The eighth graders will be presenting Shakespeare's Hamlet in the church basement Friday at 7 p.m.
The congregation is invited to attend this tragedy.
 
Thursday night Potluck Supper. Prayer and medication to follow.
 
Weight Watchers will meet at 7 p.m. at the First Presbyterian Church. Please use large double door
at the side entrance.
 
Don't let worry kill you, the church can help.
 
This being Easter Sunday, we will ask Mrs. Lewis to come forward and lay an egg on the altar.
 
Thursday at 5:00 pm there will be a meeting of the Little Mothers Club.
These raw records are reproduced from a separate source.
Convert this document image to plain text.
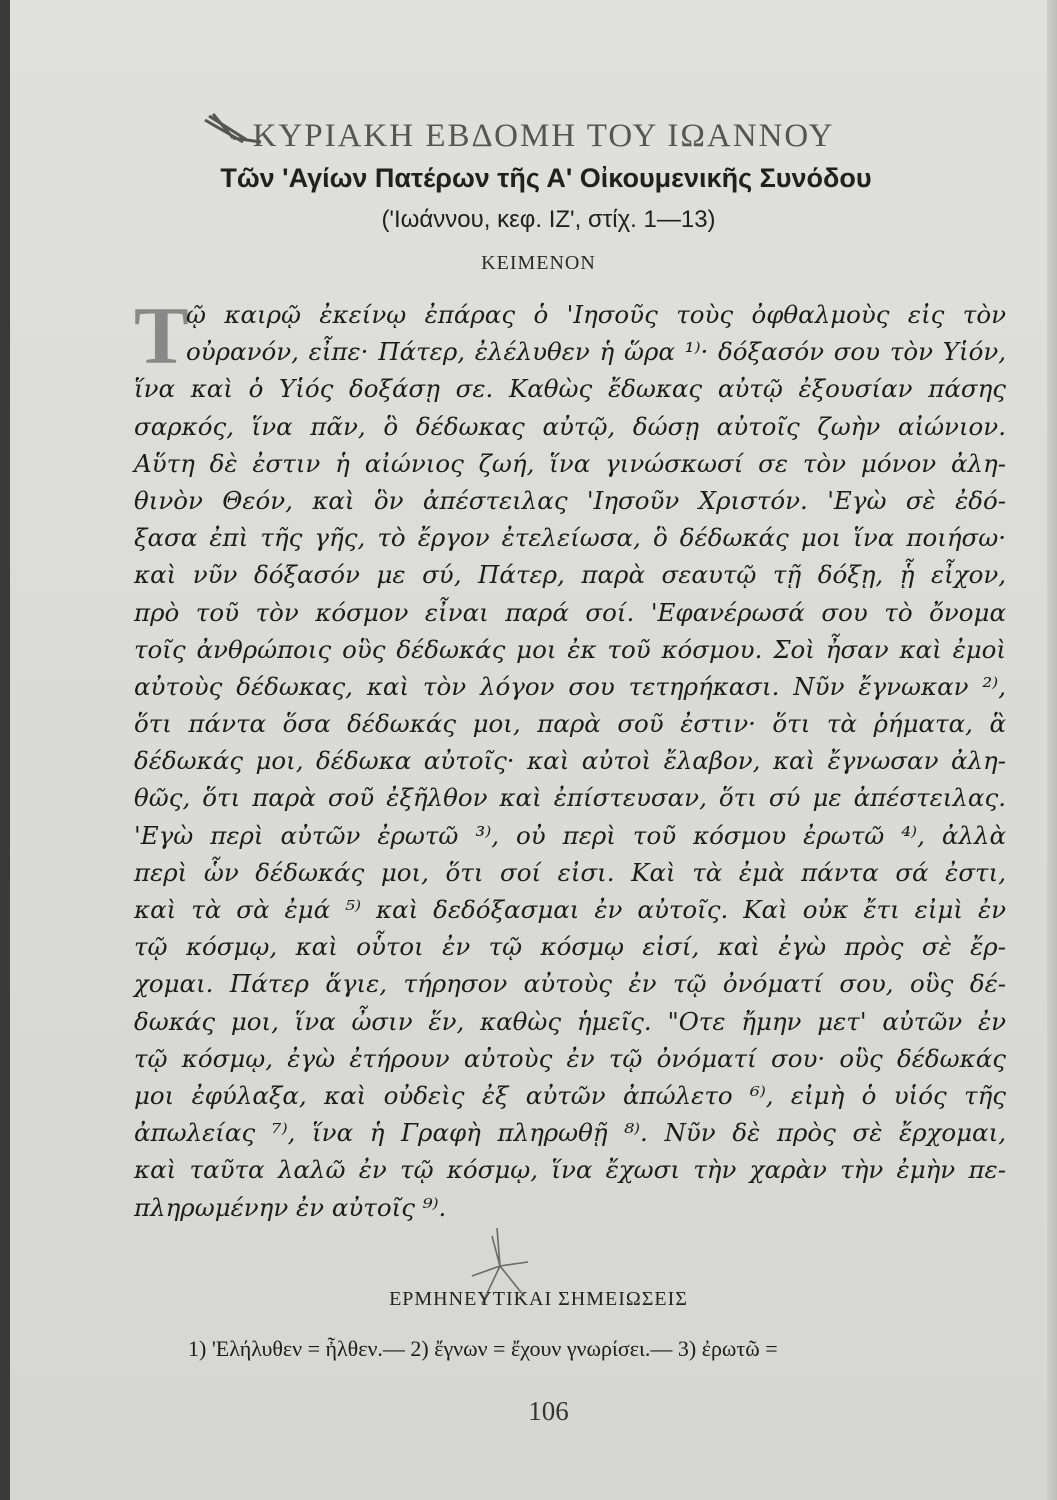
ΚΥΡΙΑΚΗ ΕΒΔΟΜΗ ΤΟΥ ΙΩΑΝΝΟΥ
Τῶν 'Αγίων Πατέρων τῆς Α' Οἰκουμενικῆς Συνόδου
('Ιωάννου, κεφ. ΙΖ', στίχ. 1—13)
ΚΕΙΜΕΝΟΝ
Τ
ῷ καιρῷ ἐκείνῳ ἐπάρας ὁ 'Ιησοῦς τοὺς ὀφθαλμοὺς εἰς τὸν
οὐρανόν, εἶπε· Πάτερ, ἐλέλυθεν ἡ ὥρα ¹⁾· δόξασόν σου τὸν Υἱόν,
ἵνα καὶ ὁ Υἱός δοξάσῃ σε. Καθὼς ἔδωκας αὐτῷ ἐξουσίαν πάσης
σαρκός, ἵνα πᾶν, ὃ δέδωκας αὐτῷ, δώσῃ αὐτοῖς ζωὴν αἰώνιον.
Αὕτη δὲ ἐστιν ἡ αἰώνιος ζωή, ἵνα γινώσκωσί σε τὸν μόνον ἀλη-
θινὸν Θεόν, καὶ ὃν ἀπέστειλας 'Ιησοῦν Χριστόν. 'Εγὼ σὲ ἐδό-
ξασα ἐπὶ τῆς γῆς, τὸ ἔργον ἐτελείωσα, ὃ δέδωκάς μοι ἵνα ποιήσω·
καὶ νῦν δόξασόν με σύ, Πάτερ, παρὰ σεαυτῷ τῇ δόξῃ, ᾗ εἶχον,
πρὸ τοῦ τὸν κόσμον εἶναι παρά σοί. 'Εφανέρωσά σου τὸ ὄνομα
τοῖς ἀνθρώποις οὓς δέδωκάς μοι ἐκ τοῦ κόσμου. Σοὶ ἦσαν καὶ ἐμοὶ
αὐτοὺς δέδωκας, καὶ τὸν λόγον σου τετηρήκασι. Νῦν ἔγνωκαν ²⁾,
ὅτι πάντα ὅσα δέδωκάς μοι, παρὰ σοῦ ἐστιν· ὅτι τὰ ῥήματα, ἃ
δέδωκάς μοι, δέδωκα αὐτοῖς· καὶ αὐτοὶ ἔλαβον, καὶ ἔγνωσαν ἀλη-
θῶς, ὅτι παρὰ σοῦ ἐξῆλθον καὶ ἐπίστευσαν, ὅτι σύ με ἀπέστειλας.
'Εγὼ περὶ αὐτῶν ἐρωτῶ ³⁾, οὐ περὶ τοῦ κόσμου ἐρωτῶ ⁴⁾, ἀλλὰ
περὶ ὧν δέδωκάς μοι, ὅτι σοί εἰσι. Καὶ τὰ ἐμὰ πάντα σά ἐστι,
καὶ τὰ σὰ ἐμά ⁵⁾ καὶ δεδόξασμαι ἐν αὐτοῖς. Καὶ οὐκ ἔτι εἰμὶ ἐν
τῷ κόσμῳ, καὶ οὗτοι ἐν τῷ κόσμῳ εἰσί, καὶ ἐγὼ πρὸς σὲ ἔρ-
χομαι. Πάτερ ἅγιε, τήρησον αὐτοὺς ἐν τῷ ὀνόματί σου, οὓς δέ-
δωκάς μοι, ἵνα ὦσιν ἕν, καθὼς ἡμεῖς. "Οτε ἤμην μετ' αὐτῶν ἐν
τῷ κόσμῳ, ἐγὼ ἐτήρουν αὐτοὺς ἐν τῷ ὀνόματί σου· οὓς δέδωκάς
μοι ἐφύλαξα, καὶ οὐδεὶς ἐξ αὐτῶν ἀπώλετο ⁶⁾, εἰμὴ ὁ υἱός τῆς
ἀπωλείας ⁷⁾, ἵνα ἡ Γραφὴ πληρωθῇ ⁸⁾. Νῦν δὲ πρὸς σὲ ἔρχομαι,
καὶ ταῦτα λαλῶ ἐν τῷ κόσμῳ, ἵνα ἔχωσι τὴν χαρὰν τὴν ἐμὴν πε-
πληρωμένην ἐν αὐτοῖς ⁹⁾.
ΕΡΜΗΝΕΥΤΙΚΑΙ ΣΗΜΕΙΩΣΕΙΣ
1) 'Ελήλυθεν = ἦλθεν.— 2) ἔγνων = ἔχουν γνωρίσει.— 3) ἐρωτῶ =
106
All wishing to become little mothers,
please see the minister.
 
Irving Benson and Jessie Carter were married on October 24 in the church. So ends a friendship that began
in their school days.
 
The ladies of the church have cast off clothing of every kind and they may be seen in the church basement Friday.
 
Announcement in the church bulletin for a National PRAYER & FASTING Conference: "The cost for attending the Fasting and Prayer conference includes meals."
 
The church will host an evening of fine dining, superb entertainment, and gracious hostility.
 
This evening at 7 P.M. there will be a hymn sing in the park across from the Church. Bring a blanket and come prepared to sin.
 
"Ladies, don't forget the rummage sale. It's a chance to get rid of those things not worth keeping around the house. Don't forget your husbands."